Она водрузила ногу в ботинке на покрытый пылью кофейный столик а-ля Кандинский.
— Аа, Кейс, дружок, похоже что твой компаньон серьезно вооружен, не считая большого количества кремния в голове. Объясни подробно, зачем?
Призрачный кашель Диана как будто висел в воздухе между ними.
— Погоди, Джули. По-любому, я зайду только один.
— Можешь быть уверен, сынок. По-другому никак и не получится.
— Ладно, — сказала она. — Иди. Пять минут. Задержишься — я войду и успокою твоего близкого друга навечно. А пока ты там, постарайся кое-что понять.
— Что?
— Почему я делаю тебе такое одолжение.
Она повернулась и отошла за сложенные белые коробки консервированного имбиря.
— Что, Кейс, теперь у тебя еще более странная компания, чем обычно? — спросил Джули.
— Джули, она ушла. Ты дашь мне войти? Пожалуйста, Джули?
Сработали запоры.
— Медленно, Кейс, — сказал голос.
— Включи свои штучки, Джули, все, что есть на столе, — сказал Кейс, устраиваясь в кресле-качалке.
— Они включены все время, — мягко сказал Диан, доставая из-за разобранной печатной машинки пистолет и тщательно нацеливая его на Кейса. Это был наган, револьвер «Магнум» с коротко спиленным пеньком ствола. Предохранительная скоба вокруг спускового крючка была выломана спереди, а рукоятка обмотана чем-то вроде старой изоленты. Кейс подумал, что этот пистолет очень странно смотрится в наманикюренной розовой руке Диана.
— Просто забочусь о безопасности, ты же понимаешь. Ничего личного. Теперь рассказывай, чего хочешь.
— Мне нужен урок истории, Джули. И досье на кое-кого.
— Что-то двигается, сынок? — Рубашка Диана была из полосатого хлопка леденцовых расцветок, с белым жестким воротником, будто бы сделанным из фарфора.
— Я, Джули. Я ухожу. Исчезаю.
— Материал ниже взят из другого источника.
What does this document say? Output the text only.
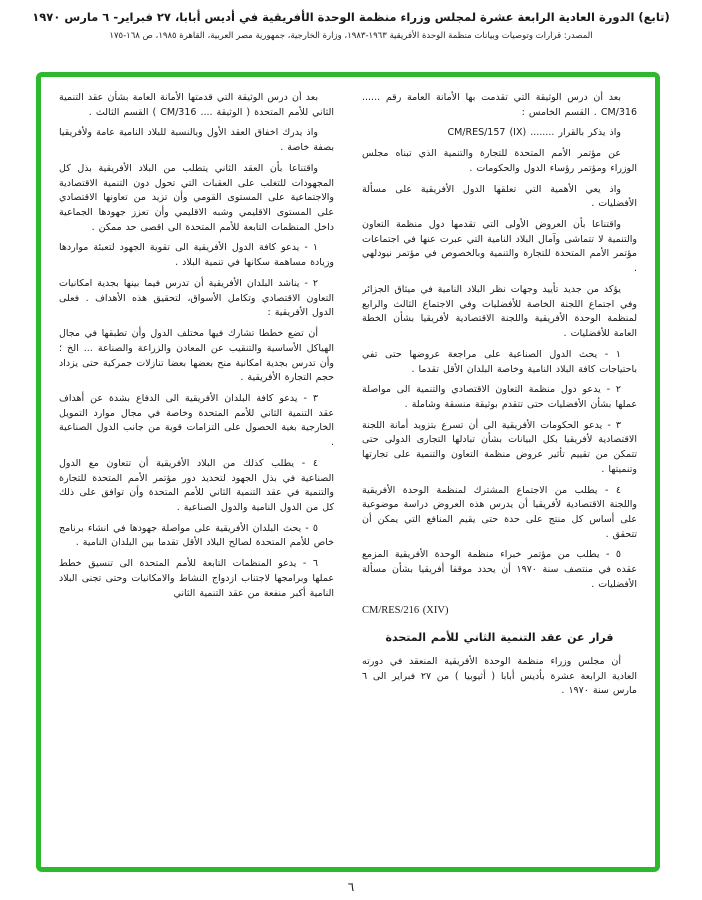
(تابع) الدورة العادية الرابعة عشرة لمجلس وزراء منظمة الوحدة الأفريقية في أديس أبابا، ٢٧ فبراير- ٦ مارس ١٩٧٠
المصدر: قرارات وتوصيات وبيانات منظمة الوحدة الأفريقية ١٩٦٣-١٩٨٣، وزارة الخارجية، جمهورية مصر العربية، القاهرة ١٩٨٥، ص ١٦٨-١٧٥

بعد أن درس الوثيقة التي تقدمت بها الأمانة العامة رقم ...... CM/316 . القسم الخامس :

واذ يذكر بالقرار ........ CM/RES/157 (IX)

عن مؤتمر الأمم المتحدة للتجارة والتنمية الذي تبناه مجلس الوزراء ومؤتمر رؤساء الدول والحكومات .

واذ يعي الأهمية التي تعلقها الدول الأفريقية على مسألة الأفضليات .

واقتناعا بأن العروض الأولى التي تقدمها دول منظمة التعاون والتنمية لا تتماشى وآمال البلاد النامية التي عبرت عنها في اجتماعات مؤتمر الأمم المتحدة للتجارة والتنمية وبالخصوص في مؤتمر نيودلهي .

يؤكد من جديد تأييد وجهات نظر البلاد النامية في ميثاق الجزائر وفي اجتماع اللجنة الخاصة للأفضليات وفي الاجتماع الثالث والرابع لمنظمة الوحدة الأفريقية واللجنة الاقتصادية لأفريقيا بشأن الخطة العامة للأفضليات .

١ - يحث الدول الصناعية على مراجعة عروضها حتى تفي باحتياجات كافة البلاد النامية وخاصة البلدان الأقل تقدما .

٢ - يدعو دول منظمة التعاون الاقتصادي والتنمية الى مواصلة عملها بشأن الأفضليات حتى تتقدم بوثيقة منسقة وشاملة .

٣ - يدعو الحكومات الأفريقية الى أن تسرع بتزويد أمانة اللجنة الاقتصادية لأفريقيا بكل البيانات بشأن تبادلها التجارى الدولى حتى تتمكن من تقييم تأثير عروض منظمة التعاون والتنمية على تجارتها وتنميتها .

٤ - يطلب من الاجتماع المشترك لمنظمة الوحدة الأفريقية واللجنة الاقتصادية لأفريقيا أن يدرس هذه العروض دراسة موضوعية على أساس كل منتج على حدة حتى يقيم المنافع التي يمكن أن تتحقق .

٥ - يطلب من مؤتمر خبراء منظمة الوحدة الأفريقية المزمع عقده في منتصف سنة ١٩٧٠ أن يحدد موقفا أفريقيا بشأن مسألة الأفضليات .

CM/RES/216 (XIV)

قرار عن عقد التنمية الثاني للأمم المتحدة

أن مجلس وزراء منظمة الوحدة الأفريقية المنعقد في دورته العادية الرابعة عشرة بأديس أبابا ( أثيوبيا ) من ٢٧ فبراير الى ٦ مارس سنة ١٩٧٠ .

بعد أن درس الوثيقة التي قدمتها الأمانة العامة بشأن عقد التنمية الثاني للأمم المتحدة ( الوثيقة .... CM/316 ) القسم الثالث .

واذ يدرك اخفاق العقد الأول وبالنسبة للبلاد النامية عامة ولأفريقيا بصفة خاصة .

واقتناعا بأن العقد الثاني يتطلب من البلاد الأفريقية بذل كل المجهودات للتغلب على العقبات التي تحول دون التنمية الاقتصادية والاجتماعية على المستوى القومي وأن تزيد من تعاونها الاقتصادي على المستوى الاقليمي وشبه الاقليمي وأن تعزز جهودها الجماعية داخل المنظمات التابعة للأمم المتحدة الى اقصى حد ممكن .

١ - يدعو كافة الدول الأفريقية الى تقوية الجهود لتعبئة مواردها وزيادة مساهمة سكانها في تنمية البلاد .

٢ - يناشد البلدان الأفريقية أن تدرس فيما بينها بجدية امكانيات التعاون الاقتصادي وتكامل الأسواق، لتحقيق هذه الأهداف . فعلى الدول الأفريقية :

أن تضع خططا تشارك فيها مختلف الدول وأن تطبقها في مجال الهياكل الأساسية والتنقيب عن المعادن والزراعة والصناعة ... الخ ؛ وأن تدرس بجدية امكانية منح بعضها بعضا تنازلات جمركية حتى يزداد حجم التجارة الأفريقية .

٣ - يدعو كافة البلدان الأفريقية الى الدفاع بشدة عن أهداف عقد التنمية الثاني للأمم المتحدة وخاصة في مجال موارد التمويل الخارجية بغية الحصول على التزامات قوية من جانب الدول الصناعية .

٤ - يطلب كذلك من البلاد الأفريقية أن تتعاون مع الدول الصناعية في بذل الجهود لتحديد دور مؤتمر الأمم المتحدة للتجارة والتنمية في عقد التنمية الثاني للأمم المتحدة وأن توافق على ذلك كل من الدول النامية والدول الصناعية .

٥ - يحث البلدان الأفريقية على مواصلة جهودها في انشاء برنامج خاص للأمم المتحدة لصالح البلاد الأقل تقدما بين البلدان النامية .

٦ - يدعو المنظمات التابعة للأمم المتحدة الى تنسيق خطط عملها وبرامجها لاجتناب ازدواج النشاط والامكانيات وحتى تجنى البلاد النامية أكبر منفعة من عقد التنمية الثاني

٦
Но сделай мне одолжение, ладно?
— На кого нужно досье, сынок?
— Гайдзин, зовут Армитаж, снимает номер в Хилтоне.
Диан отложил пистолет.
— Сиди ровно, Кейс.
Он напечатал что-то на терминале, лежащем у него на коленях.
— Похоже, что ты знаешь столько же, сколько знает моя сеть, Кейс. Джентльмен, судя по всему, имеет временный контракт с якудза, а сыны неоновой хризантемы умеют скрывать своих сообщников от таких, как я. Не могу больше ничего сделать. Теперь история. Ты говорил про историю.
Он снова поднял пистолет и навел его на Кейса.
— Что за история?
— Война. Ты знаешь о войне, Джули?
— О войне? Что там знать? Длилась две недели.
— Кричащий кулак.
— Знаменито. Что, в наши дни уже не учат истории? Большой блядский послевоенный политический футбол, вот что это было. Уотергейт[18] до самого ада и обратно. Ваше начальство, Кейс, ваше начальство из Муравейника, где оно было, в Маклине? Отсиживалось в бункерах, и все такое… Большой скандал. Ну потратили немножко патриотического молодого мяса для проверки новых технологий. Они знали про русские оборонительные силы, это всплыло потом. Знали про ЭМП, электромагнитные пушки. И все равно послали этих ребят, просто чтобы посмотреть. — Диан пожал плечами. — Для иванов это был просто тир.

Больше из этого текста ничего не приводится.